Coming Face to Face with the Free-Willing Nature of Europe

It is sometimes shocking that sometimes, a single bus ride can leave a lasting impression that can hardly be ever changed. The situation is just long enough for certain views to be formed, but at the same time short enough for the views to be highly generalized stereotypes, most often confirming previously held second-hand impressions and stories. Yet, even as the traveler is typing away on his laptop on the hard ground of Brussels Central Train Station, at a savagely unmitigated 3-degrees-Celsius wind at 6:30am, somehow the impressions just stick in the mind more than anything else.

For some reason, a quiet midnight journey on the cross-Channel ferry from Dover to Calais, tonight, was turned into a madly drunk 3-hour party by a horde of British and French high school students, nominally on some sort of school trip, but with no obvious parental or teacher supervision, seemed to be bent on spreading their notoriety far and wide on the Continent. From the second we the passengers got on the service deck (lounge above the parking for the buses) of the ferry, screaming and shouting echoing full volume across the entirety of the boat did not stop until the kids got back on their own buses on the French side.
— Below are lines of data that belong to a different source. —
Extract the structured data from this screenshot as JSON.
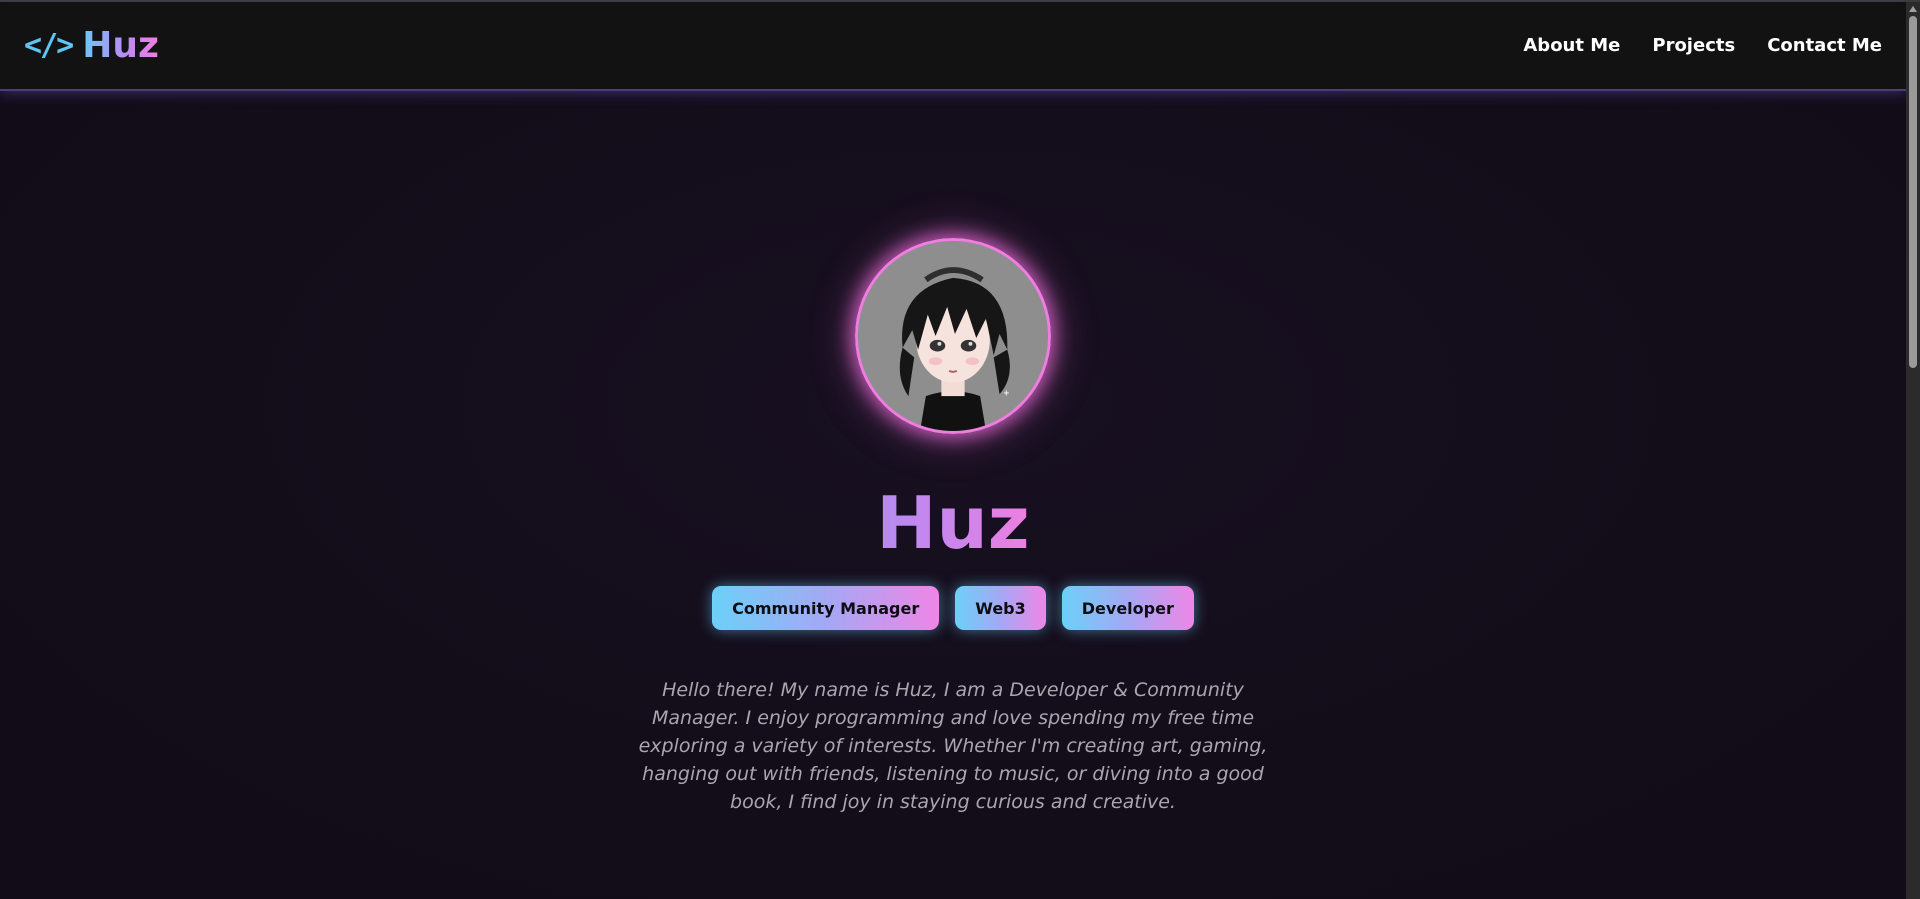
{
  "colors": {
    "background": "#130d1a",
    "navbar": "#121212",
    "accent_blue": "#6cc8f7",
    "accent_pink": "#f07de0",
    "accent_purple": "#b48bf0",
    "bio_text": "#a9a6ae"
  },
  "navbar": {
    "brand_icon": "</>",
    "brand_icon_name": "code-icon",
    "brand_name": "Huz",
    "links": [
      {
        "label": "About Me"
      },
      {
        "label": "Projects"
      },
      {
        "label": "Contact Me"
      }
    ]
  },
  "hero": {
    "avatar_icon": "anime-character-avatar",
    "name": "Huz",
    "tags": [
      {
        "label": "Community Manager"
      },
      {
        "label": "Web3"
      },
      {
        "label": "Developer"
      }
    ],
    "bio": "Hello there! My name is Huz, I am a Developer & Community Manager. I enjoy programming and love spending my free time exploring a variety of interests. Whether I'm creating art, gaming, hanging out with friends, listening to music, or diving into a good book, I find joy in staying curious and creative."
  }
}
The excess energy was well-justified. Somehow the kids collectively managed to bring from their bus 24-packs after 24-packs of unopened beer, and without any hesitation, began opening the cans at the lounge and chugging them, to the absolute amusement of the other passengers. Amazingly enough, the ferry staff, walking around at regular intervals, simply walked by the quickly inebriating kids several times, saying absolutely nothing to the fact that they are dirtying the floor with spilled alcohol, and perhaps, just perhaps, disturbing other passengers with their, eh, boisterousness.

If anything, the ferry herself actually did much to contribute to the well-maintained inebriation of the students. In the middle of the service deck, surrounded by seats and couches for resting passengers, was the biggest duty-free shop I have ever seen outside an airport. The area of the shop, literally, covered more than one-third of the total area of the deck that, by my estimates, could comfortably accommodate 500 people without any feeling of claustrophobia.
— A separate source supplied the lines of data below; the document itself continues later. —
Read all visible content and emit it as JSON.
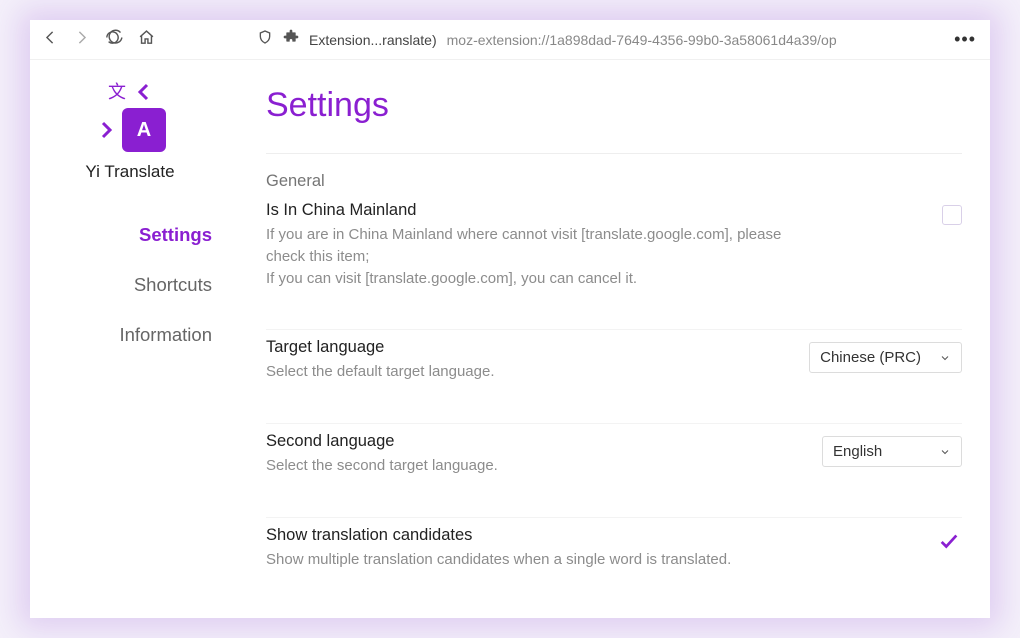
{
  "browser": {
    "page_label": "Extension...ranslate)",
    "url": "moz-extension://1a898dad-7649-4356-99b0-3a58061d4a39/op",
    "more": "•••"
  },
  "sidebar": {
    "app_name": "Yi Translate",
    "items": [
      {
        "label": "Settings",
        "active": true
      },
      {
        "label": "Shortcuts",
        "active": false
      },
      {
        "label": "Information",
        "active": false
      }
    ]
  },
  "page": {
    "title": "Settings",
    "section": "General",
    "settings": [
      {
        "label": "Is In China Mainland",
        "desc": "If you are in China Mainland where cannot visit [translate.google.com], please check this item;\nIf you can visit [translate.google.com], you can cancel it.",
        "control": "checkbox",
        "checked": false
      },
      {
        "label": "Target language",
        "desc": "Select the default target language.",
        "control": "select",
        "value": "Chinese (PRC)"
      },
      {
        "label": "Second language",
        "desc": "Select the second target language.",
        "control": "select",
        "value": "English"
      },
      {
        "label": "Show translation candidates",
        "desc": "Show multiple translation candidates when a single word is translated.",
        "control": "checkbox",
        "checked": true
      }
    ]
  }
}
And, a full third of the duty-free shop, similar to what is usually found in airport duty-free shops, was a full range of alcohol, especially hard liquor, on sale for something around 8 pounds a bottle. The kids certainly did not pass up the bargain. As soon as the shop opened its doors upon exiting Dover port, the kids began snapping up the bottles, quickly piling up a small mountain of glass bottles in heir arms. Handing in stacks of cash quite abnormal for wallets of 18-year-olds, the kids directly took the bottles to their beer holdings, and their own moving bar on a boat was in operation.
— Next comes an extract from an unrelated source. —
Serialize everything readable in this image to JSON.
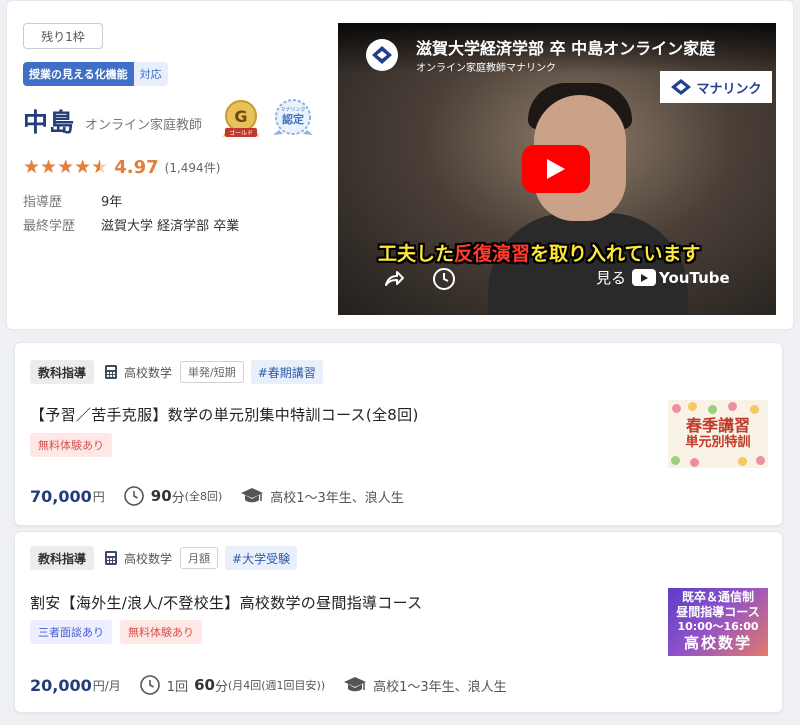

Two-and-a-half hours later, as the boat approached the French coast, I watched the ferry staff moving about the boat collecting empty glass bottles. The dismayed staff dug up empty bottles after empty bottles of high-quality duty-free gin and vodka behind seats, trying to appear rather nonchalant about just how much a bunch of high school students added to the revenue of the ferry. As the kids exited the service deck and returned to their buses, each still had three or four bottles of unopened hard liquor “saved” in large plastic bags, perhaps for the last two or three hours of bus ride to their final destination on the Continent.

Watching situation such as this unfold in front of my eyes is a cause of reflection rather than straightforward condemnation. While people like my Indian co-passenger on the bus watched the scene in absolute horror, for most of the people on the boat, whether staff or passengers, the reaction was little more than slight, but also bemused annoyance. They still went about their own things, letting the kids handle their own affairs and enjoy their trip. I doubt that the other passengers can be described as “quietly angered” or “begrudgingly tolerant.”

Instead, it somehow seems to me that there is an air of genuine acceptance, not because it is happening outside their control, but rather, because it is not perceived as any problem. And it could be a bit inappropriate description, but calling such acceptance the basis of a certain European “free-willing nature,” may be suitable. After all, it is culture, rather than some man-made and enforced legal code, which ultimately determines the right and wrong.